Girly-Jesus, the Feminized Church and Absent Men by Donald Sensing from One-Hand Clapping.
And you just know that I can't merely post links without sharing a few of my own thoughts, now dontcha? Keep reading.
At the risk of arrogantly implying that I am way ahead of the curve and that all of these folks are johnny-come-latelies I'll mention that I was talking about the feminization of the church and girly-churches way back in 2004 (here, here and here). But it is good to see all of these folks finally catching up, it makes bearing the burden of being the man who is always on the cutting edge a little easier.
Seriously though, it is interesting to see all of this and it will be interesting to see if this is a real groundswell which will lead to change in churches or if it's just a hot-button of the month type of thing. In my own posting and interaction on this stuff here are a few reactions/pushbacks/observations I have made.
1. I shared some of this stuff on the feminization of the church at a men's retreat a couple of years ago. This was before Murrow's book came out and I was relying mostly on Leon Podles book "The Church Impotent." It was new to most of them, a few accepted what I was saying and a few rejected it. But it did occur to me that our church has a healthy percentage of men who are deeply involved and who have taken up their calling to be godly men. I was also in a church several years ago where I would say the same.
It occurs to me that these two churches had high-content preaching (biblical/theological) and would largely fit Thom Rainer's decription of High Expectation churches.
So, I wonder if feminization is more a problem in low content, low expectation, feel-good type churches.
2. I can remember getting taken to the woodshed by one of the ladies of the blogosphere who had grown up in a very masculine fundamentalist tradition. She was none too enthused to see me and others advocating "masculine" Christianity.
That point is well taken. There is another side to the coin here. There is an abusive pseudo-masculinity in some parts of the church that masquerades as male leadership and it is particularly acute in some fundamentalist circles.
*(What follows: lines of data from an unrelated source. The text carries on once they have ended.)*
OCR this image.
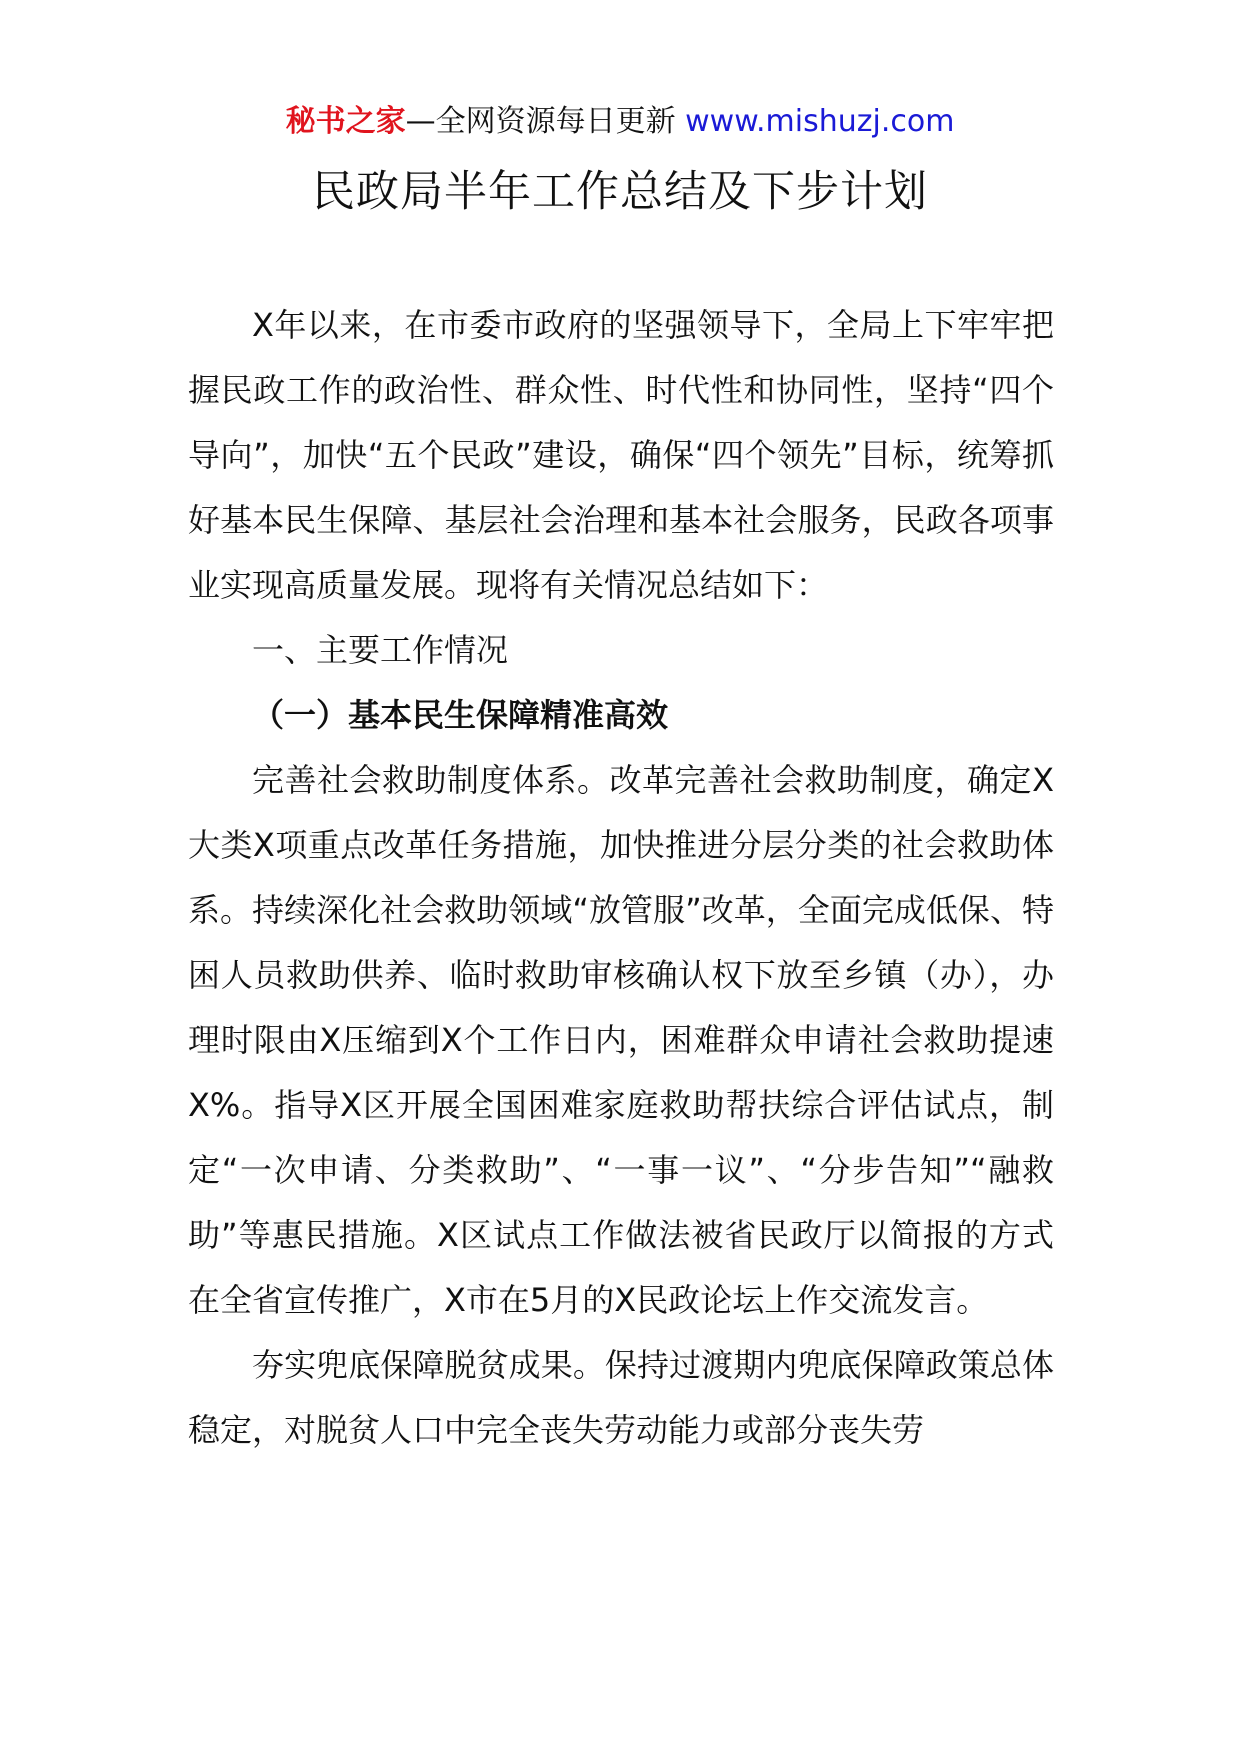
秘书之家—全网资源每日更新 www.mishuzj.com
民政局半年工作总结及下步计划

X年以来，在市委市政府的坚强领导下，全局上下牢牢把握民政工作的政治性、群众性、时代性和协同性，坚持“四个导向”，加快“五个民政”建设，确保“四个领先”目标，统筹抓好基本民生保障、基层社会治理和基本社会服务，民政各项事业实现高质量发展。现将有关情况总结如下：

一、主要工作情况

（一）基本民生保障精准高效

完善社会救助制度体系。改革完善社会救助制度，确定X大类X项重点改革任务措施，加快推进分层分类的社会救助体系。持续深化社会救助领域“放管服”改革，全面完成低保、特困人员救助供养、临时救助审核确认权下放至乡镇（办），办理时限由X压缩到X个工作日内，困难群众申请社会救助提速X%。指导X区开展全国困难家庭救助帮扶综合评估试点，制定“一次申请、分类救助”、“一事一议”、“分步告知”“融救助”等惠民措施。X区试点工作做法被省民政厅以简报的方式在全省宣传推广，X市在5月的X民政论坛上作交流发言。

夯实兜底保障脱贫成果。保持过渡期内兜底保障政策总体稳定，对脱贫人口中完全丧失劳动能力或部分丧失劳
Ultimately, I think Murrow, Podles and those of us who have appreciated their books need to be careful not to let masculinity devolve into authoritarianism.
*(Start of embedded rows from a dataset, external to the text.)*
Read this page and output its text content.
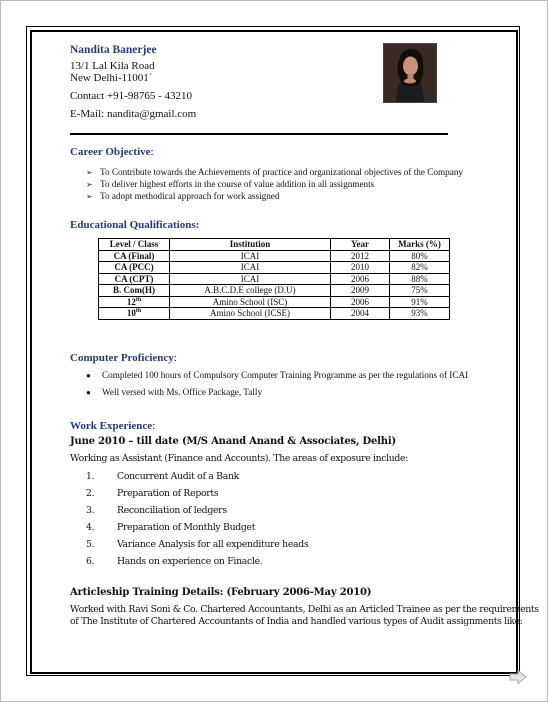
Nandita Banerjee
13/1 Lal Kila Road
New Delhi-11001`
Contact +91-98765 - 43210
E-Mail: nandita@gmail.com
Career Objective:
➢ To Contribute towards the Achievements of practice and organizational objectives of the Company
➢ To deliver highest efforts in the course of value addition in all assignments
➢ To adopt methodical approach for work assigned
Educational Qualifications:
Level / Class	Institution	Year	Marks (%)
CA (Final)	ICAI	2012	80%
CA (PCC)	ICAI	2010	82%
CA (CPT)	ICAI	2006	88%
B. Com(H)	A.B.C.D.E college (D.U)	2009	75%
12th	Amino School (ISC)	2006	91%
10th	Amino School (ICSE)	2004	93%
Computer Proficiency:
● Completed 100 hours of Compulsory Computer Training Programme as per the regulations of ICAI
● Well versed with Ms. Office Package, Tally
Work Experience:
June 2010 – till date (M/S Anand Anand & Associates, Delhi)
Working as Assistant (Finance and Accounts). The areas of exposure include:
1. Concurrent Audit of a Bank
2. Preparation of Reports
3. Reconciliation of ledgers
4. Preparation of Monthly Budget
5. Variance Analysis for all expenditure heads
6. Hands on experience on Finacle.
Articleship Training Details: (February 2006-May 2010)
Worked with Ravi Soni & Co. Chartered Accountants, Delhi as an Articled Trainee as per the requirements
of The Institute of Chartered Accountants of India and handled various types of Audit assignments like:
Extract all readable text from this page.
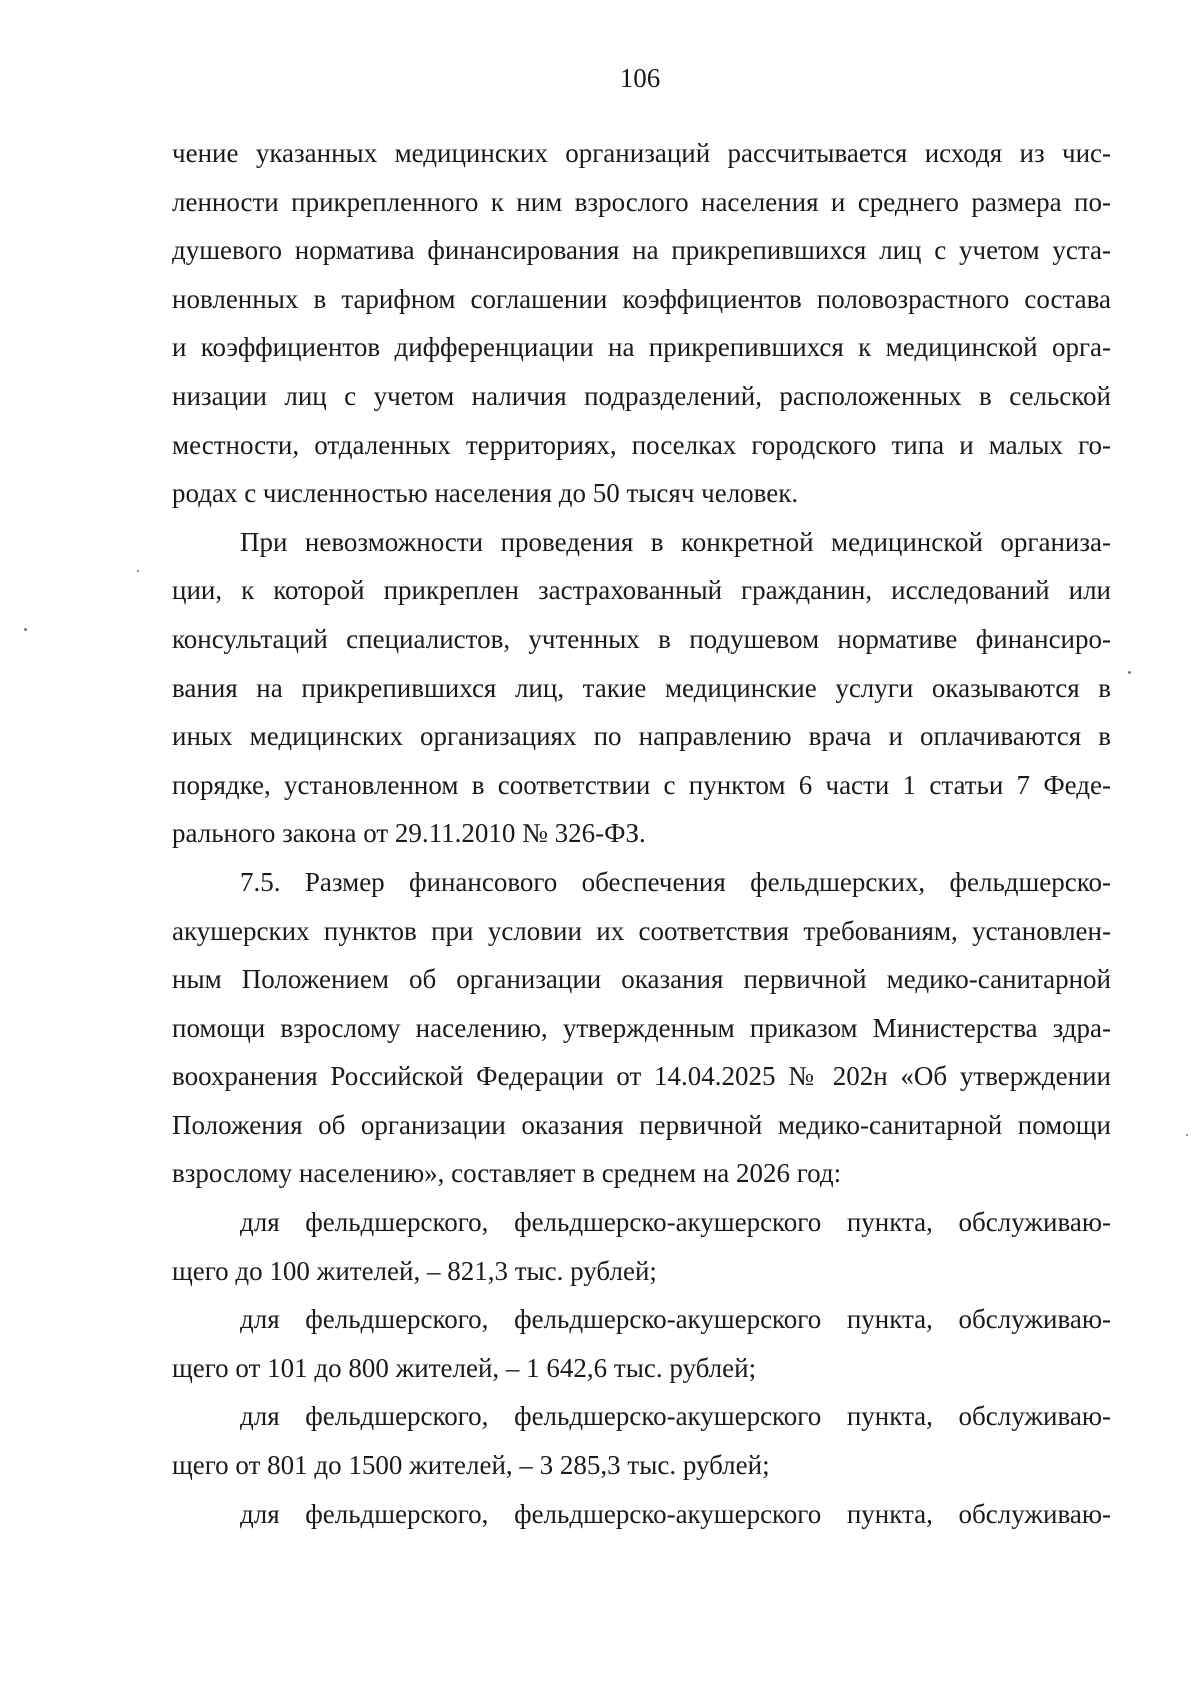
106
чение указанных медицинских организаций рассчитывается исходя из чис-
ленности прикрепленного к ним взрослого населения и среднего размера по-
душевого норматива финансирования на прикрепившихся лиц с учетом уста-
новленных в тарифном соглашении коэффициентов половозрастного состава
и коэффициентов дифференциации на прикрепившихся к медицинской орга-
низации лиц с учетом наличия подразделений, расположенных в сельской
местности, отдаленных территориях, поселках городского типа и малых го-
родах с численностью населения до 50 тысяч человек.
При невозможности проведения в конкретной медицинской организа-
ции, к которой прикреплен застрахованный гражданин, исследований или
консультаций специалистов, учтенных в подушевом нормативе финансиро-
вания на прикрепившихся лиц, такие медицинские услуги оказываются в
иных медицинских организациях по направлению врача и оплачиваются в
порядке, установленном в соответствии с пунктом 6 части 1 статьи 7 Феде-
рального закона от 29.11.2010 № 326-ФЗ.
7.5. Размер финансового обеспечения фельдшерских, фельдшерско-
акушерских пунктов при условии их соответствия требованиям, установлен-
ным Положением об организации оказания первичной медико-санитарной
помощи взрослому населению, утвержденным приказом Министерства здра-
воохранения Российской Федерации от 14.04.2025 № 202н «Об утверждении
Положения об организации оказания первичной медико-санитарной помощи
взрослому населению», составляет в среднем на 2026 год:
для фельдшерского, фельдшерско-акушерского пункта, обслуживаю-
щего до 100 жителей, – 821,3 тыс. рублей;
для фельдшерского, фельдшерско-акушерского пункта, обслуживаю-
щего от 101 до 800 жителей, – 1 642,6 тыс. рублей;
для фельдшерского, фельдшерско-акушерского пункта, обслуживаю-
щего от 801 до 1500 жителей, – 3 285,3 тыс. рублей;
для фельдшерского, фельдшерско-акушерского пункта, обслуживаю-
3. I have noticed this problem most acutely with young men. As a youth minister and now as a pastor keeping young people in the church is a perrenial problem. This is bigger than just a "guy" problem, but I think it is particularly acute with the guys.
Anthony Bradley speaks to why he thinks this happens.
In high school, you were baby sat, entertained, shamed, taught how to be "nice," kept busy with lots of programs, told not to sin--(sex, porn, getting drunk, having long hair), went on a 10-day missions trip to Jamaica over Christmas, but never given a picture for your role in the mission of God to redeem His world. Your faith has been totally undermined by a Christianity of privitization: you and Jesus. You were given the monastic vision of Christianity as a life of personal piety alone. Raised to live in the Christian ghetto where it's safe.
Your faith is privately engaged but socially and culturally irrelevant--and this is not the way of Jesus. You have no passion for serving others personally nor in terms of calling, a job, etc. and you're a grown man. Actually many of you aren't passionate about anything (that part of you got emasculated). You don't see yourself as "a man with a mission."
You'd have to listen to the young men in your own life to know if Anthony is correct, but at least some of that resonates with me. I'm afraid my own sons will destroy something if they hear another sex talk and though there are times they just want to do something besides the normal church stuff.
I do think Anthony is on to something here - we've given kids, and particularly young men, a picture where the sum total of the Christian life is: go to church, youth group activities and camps and mission trips and don't do drugs, sex, alcohol, or (secular) rock-n-roll. It just doesn't really inspire them.